Additionally, many sunscreens do not have equivalent UVA and UVB filters in their formula. The main concern of sunscreen developers and formulators is to prevent sunburn. Sunburn is caused by UVB light. Because the main goal is to prevent sunburn, manufacturers often focus on UVB protection. Hence the SPF claim (15, 20, 30, 50+) on the bottles often only stands for the UVB filter, not the UVA filter [4]. A broad-spectrum sunscreen will have filters for both types of UV, but the UVA filter might be lower. That means the two types of rays are split into different degrees of protection and penetration, which can aggravate pigmentation.
The pattern of melasma is significant, as it appears symmetrically and favours the cheeks, forehead, nose and upper lip area. People with naturally darker skin types are more prone to develop melasma. Regarding the skin cells, it is typical that the melanocytes are bigger and contain more melanin than usual, while their actual number is not increased. Furthermore, the hyperpigmented areas in melasma are not only found in the epidermal layer, where brown pigment should be but also underneath, the dermal layer (dermis). The fact that lesions are found in the dermis is likely a reason why melasma is harder to treat. Tattoos, for example, are purposely placed in the dermis to make them last forever.
Wood’s lamps are widely used in skin therapy studios as skin diagnosis tools. When examining the skin, this lamp is a helpful tool to find out if pigmentation is present in the dermis. If the melasma lesions, or part of them, are not visible under the wood’s lamp, we have dermal pigmentation. The reason is simply that the light emitted by the wood’s lamp cannot reach into the deeper dermal layers. You only see what is in the epidermis.

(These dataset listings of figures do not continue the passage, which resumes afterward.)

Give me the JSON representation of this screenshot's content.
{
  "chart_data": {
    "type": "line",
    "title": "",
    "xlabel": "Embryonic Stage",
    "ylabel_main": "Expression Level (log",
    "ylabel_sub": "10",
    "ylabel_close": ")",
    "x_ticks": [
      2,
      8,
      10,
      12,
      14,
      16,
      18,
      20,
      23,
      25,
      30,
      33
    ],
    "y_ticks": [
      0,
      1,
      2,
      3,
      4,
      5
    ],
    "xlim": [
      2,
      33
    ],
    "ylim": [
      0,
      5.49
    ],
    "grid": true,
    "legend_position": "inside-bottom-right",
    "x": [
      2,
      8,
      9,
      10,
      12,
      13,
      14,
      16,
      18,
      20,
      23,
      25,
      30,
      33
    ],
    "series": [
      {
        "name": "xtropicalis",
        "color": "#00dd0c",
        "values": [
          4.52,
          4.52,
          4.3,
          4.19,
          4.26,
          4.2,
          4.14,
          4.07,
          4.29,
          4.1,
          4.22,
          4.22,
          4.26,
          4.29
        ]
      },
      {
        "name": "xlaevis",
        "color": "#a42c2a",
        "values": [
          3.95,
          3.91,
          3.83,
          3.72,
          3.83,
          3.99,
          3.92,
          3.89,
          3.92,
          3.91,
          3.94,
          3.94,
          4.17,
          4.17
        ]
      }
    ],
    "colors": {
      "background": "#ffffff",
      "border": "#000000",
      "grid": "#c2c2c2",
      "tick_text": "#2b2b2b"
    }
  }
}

Science has come a long way in recent years when it comes to the treatment of illness and disease but, needless to say, it still has a long way to go yet, not least with conditions that disproportionately affected women and girls. As someone who has been diagnosed with endometriosis, I very much know the feeling of being lost in the Wild West of that prescriptive medicine can offer.
Janett Juwien, a trained cosmetic scientist, aesthetician and owner of both a bachelor of science and multiple renowned beauty salons in Germany and Australia has turned her years of expertise into writing in her new self-help guide, The Truth About Melasma. Melasma is a skin condition that affects skin pigmentation, usually on the face and, in the majority of cases, women (although it is worth noting about 20% of those with the condition are male). In this handy guide that comes in at just under 200 pages, Juwien analyses both the causes of the condition and the treatments that can help alleviate symptoms. This includes not only medicated options but also lifestyle changes and vitamin supplements that are cheap and readily accessible.
There is a lot to like with this book. It is highly visual, with colour illustrations and tables to bring to life some of the dryer facts and figures. Coming from a very much non-scientific background I have to take the book's guidance on face value, however every single assertion made in The Truth About Melasma is fully supported with research footnotes that provide the ability to conduct independent research. That, coupled with the author's own scientific knowledge and experience provides a needed dose of reassurance to any reader.
This guide feels like all the best parts of an extended Google search on Melasma, rolled into one handy to use guide. That considered, The Truth About Melasma is something I would recommend to anyone, male and female, who suffers with this skin complaint. With some of the guidance in this book, you cannot go far wrong.